I've used a battery to apply a 5V potential difference between the supply pins, but that could be any source of 5V. It's important to understand that engineers use the ground symbol to indicate the node which we deem to have "0V potential":

From now on, when I quote some potential such as "plus-five-volts, or +5V", that value is with respect to my arbitrarily defined "zero-volt point", or "ground", or "GND". Therefore, the positive battery terminal (or other voltage source), which is 5V higher in potential than its negative terminal, will have potential \$0V + 5V = +5V\$, and is labelled as such. Anything connected to the battery negative will have 0V potential.
The supply pins and input/output pins are independent, but not entirely unrelated.
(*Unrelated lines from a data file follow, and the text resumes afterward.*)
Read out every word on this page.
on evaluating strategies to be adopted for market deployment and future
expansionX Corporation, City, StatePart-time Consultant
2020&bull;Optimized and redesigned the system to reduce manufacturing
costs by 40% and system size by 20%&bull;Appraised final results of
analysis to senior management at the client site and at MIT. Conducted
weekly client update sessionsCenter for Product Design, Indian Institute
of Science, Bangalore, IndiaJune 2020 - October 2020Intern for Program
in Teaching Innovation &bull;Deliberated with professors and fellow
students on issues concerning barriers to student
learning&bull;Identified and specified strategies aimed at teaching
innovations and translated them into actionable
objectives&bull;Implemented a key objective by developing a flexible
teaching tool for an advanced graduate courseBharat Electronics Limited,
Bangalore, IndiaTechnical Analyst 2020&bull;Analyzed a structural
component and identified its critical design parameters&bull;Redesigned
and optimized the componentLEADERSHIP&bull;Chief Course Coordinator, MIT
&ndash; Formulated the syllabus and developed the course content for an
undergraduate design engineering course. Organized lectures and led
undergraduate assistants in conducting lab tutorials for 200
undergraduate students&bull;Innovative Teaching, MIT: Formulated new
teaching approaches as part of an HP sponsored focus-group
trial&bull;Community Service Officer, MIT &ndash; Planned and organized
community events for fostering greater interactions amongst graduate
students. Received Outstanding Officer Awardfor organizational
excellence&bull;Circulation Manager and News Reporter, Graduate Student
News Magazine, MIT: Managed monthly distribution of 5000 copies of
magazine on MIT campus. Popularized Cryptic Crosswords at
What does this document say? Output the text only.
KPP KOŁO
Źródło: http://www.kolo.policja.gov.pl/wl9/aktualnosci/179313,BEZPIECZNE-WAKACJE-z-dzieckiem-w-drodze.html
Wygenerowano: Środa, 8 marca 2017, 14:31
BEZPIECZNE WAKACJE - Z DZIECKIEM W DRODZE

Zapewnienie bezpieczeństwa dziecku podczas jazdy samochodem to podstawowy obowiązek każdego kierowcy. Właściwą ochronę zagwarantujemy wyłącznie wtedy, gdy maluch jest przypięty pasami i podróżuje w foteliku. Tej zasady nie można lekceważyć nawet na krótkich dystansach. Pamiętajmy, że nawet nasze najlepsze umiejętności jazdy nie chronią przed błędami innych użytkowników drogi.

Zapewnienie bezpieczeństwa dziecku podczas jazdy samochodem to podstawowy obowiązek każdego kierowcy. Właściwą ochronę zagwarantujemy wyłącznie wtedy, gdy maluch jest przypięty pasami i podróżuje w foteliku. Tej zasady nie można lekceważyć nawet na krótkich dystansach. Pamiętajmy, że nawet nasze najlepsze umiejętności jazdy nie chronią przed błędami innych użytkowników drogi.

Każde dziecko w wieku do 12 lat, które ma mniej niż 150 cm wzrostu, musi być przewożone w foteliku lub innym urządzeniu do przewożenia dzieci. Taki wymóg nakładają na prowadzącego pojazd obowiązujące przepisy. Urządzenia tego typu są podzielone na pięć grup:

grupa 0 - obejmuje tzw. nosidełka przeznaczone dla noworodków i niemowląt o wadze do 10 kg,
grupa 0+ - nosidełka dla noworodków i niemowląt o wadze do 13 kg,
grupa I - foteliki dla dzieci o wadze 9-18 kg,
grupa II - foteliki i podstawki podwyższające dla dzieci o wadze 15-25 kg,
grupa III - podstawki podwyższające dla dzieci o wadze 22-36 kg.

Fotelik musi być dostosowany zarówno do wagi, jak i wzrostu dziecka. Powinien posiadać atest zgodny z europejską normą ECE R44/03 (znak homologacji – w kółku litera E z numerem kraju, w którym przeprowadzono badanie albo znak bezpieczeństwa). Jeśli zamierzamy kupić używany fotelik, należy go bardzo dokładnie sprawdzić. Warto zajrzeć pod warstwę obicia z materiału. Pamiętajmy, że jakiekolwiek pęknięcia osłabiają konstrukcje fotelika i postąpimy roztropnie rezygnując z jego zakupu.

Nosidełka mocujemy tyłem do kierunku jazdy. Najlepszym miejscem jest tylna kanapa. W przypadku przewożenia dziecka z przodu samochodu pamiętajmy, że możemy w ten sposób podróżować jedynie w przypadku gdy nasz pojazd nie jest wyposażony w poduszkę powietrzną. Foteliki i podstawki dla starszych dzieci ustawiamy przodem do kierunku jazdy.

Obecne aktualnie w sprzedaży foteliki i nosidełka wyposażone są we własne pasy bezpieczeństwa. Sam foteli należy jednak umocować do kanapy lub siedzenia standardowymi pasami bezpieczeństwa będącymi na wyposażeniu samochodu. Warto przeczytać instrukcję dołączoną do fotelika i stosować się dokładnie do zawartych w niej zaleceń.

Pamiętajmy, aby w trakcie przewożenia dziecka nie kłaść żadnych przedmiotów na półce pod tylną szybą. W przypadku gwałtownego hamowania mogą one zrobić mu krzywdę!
Supply pins also define what potentials the gates will interpret as "high", a logical "1", and low, logical "0". The positive supply pin (14, \$V_{CC}\$), determines what potential will represent logic 1, and the negative supply pin (7, GND) defines the potential that will represent logic 0. You have some flexibilty; any input potential close to +5V (say, +4.5V) will be interpreted as "high", and any input potential close to 0V (say, +0.5V) will be interpreted as "low". See the IC's datasheet to learn the exact threshold potentials.
Since all connected nodes have the same potential, if you wish to signal to an inverter that its input is logic 1, you may simply connect that input directly to \$V_{CC}\$, +5V. That may be the source of your confusion, causing you to associate \$V_{CC}\$ with an input or output. The supply pins and the input/output pins are only related in-so-far that the supply pins define logic level potentials, and the others interpret signals based on that information. Similarly, connecting an input directly to GND, 0V, will signal to the inverter that its input is low, logic 0, but that does not mean that the GND pin and an input or output are "the same thing". The potentials may be the same, but supply and signals are otherwise unrelated.
Since an inverter inverts, in the diagram below, pin 10 is at 0V potential, pin 8 is at +5V, and pin 2 has +5V:

It is not wise to assume the potentials of any unconnected pins, since ambiguous inputs produce ambiguous outputs. Nor is it wise to leave any input unconnected, unless the datasheet tells you it's safe to do so. Different ICs behave differently in such circumstances, and it's up to you to read the datasheet and learn about the IC's quirks. In general, TTL ICs will interpret an unconnected input as high, but CMOS ICs make no such promise. Leaving a CMOS input unconnected is likely to cause oscillations, RF emissions, and unnecessary power consumption. You are advised to connect the inputs of every unused gate to either 0V or +5V, to prevent this.
You do not have to provide an input potential by connecting the input directly to one of the supply "rails", 0V or +5V. Any source of potential can be used, perhaps the output from another gate, or a comparator, or switch+resistor combination, anything, really. Just make sure that the source of potential never falls outside the range 0V to +5V, or whatever supply potentials you have employed. For example, applying +7V to the input of a gate powered with 0V and +5V will likely damage it. Applying +2.5V to an input won't cause damage, but that's an ambiguous logic level, and you can't be sure what the gate's output would be, or even should be.
If your schematics had to include every detail of the circuit, as mine above have, they can quickly become very cluttered. Usually, therefore, only the critical details are included, the rest is implied. My last schematic above could be drawn like this:

simulate this circuit – Schematic created using CircuitLab
An engineer reading that could infer some pertinent information that isn't shown explicitly. For example, the inputs to gates are 0V and +5V, implying that the gates' supplies are 0V and +5V also. The pin numbers are also shown, and from that it can be assumed that this is an IC, the name of which will surely be found elsewhere in the schematic or documentation.
Just to drive home the idea that \$V_{CC}\$ & GND are distinct from inputs & outputs, related only in the sense that they define what is "high" and what is "low", consider this circuit:

simulate this circuit
Here we have three separate ICs, powered by three separate voltage sources. Their grounds are all connected together, so that each IC (and all the gates within it) has the same idea of what "zero volts" is, but they are otherwise all independent.
Still, they will work just fine. The NAND gate IC (74'00) produces its own output potential from its own supply, but it does not care which power supply is used to source the potentials at its inputs. All it cares about is input potential, not the source of that potential. That source can be its own \$V_{CC}\$ or GND, or literally anything else, anywhere else.
Since any output here can be +5V or 0V, it is also incorrect to directly equate \$V_{CC}\$ or GND nodes with an output, although internally a gate will use either its own \$V_{CC}\$ or its own GND to derive its own output potential. They are related, but they are not the same thing.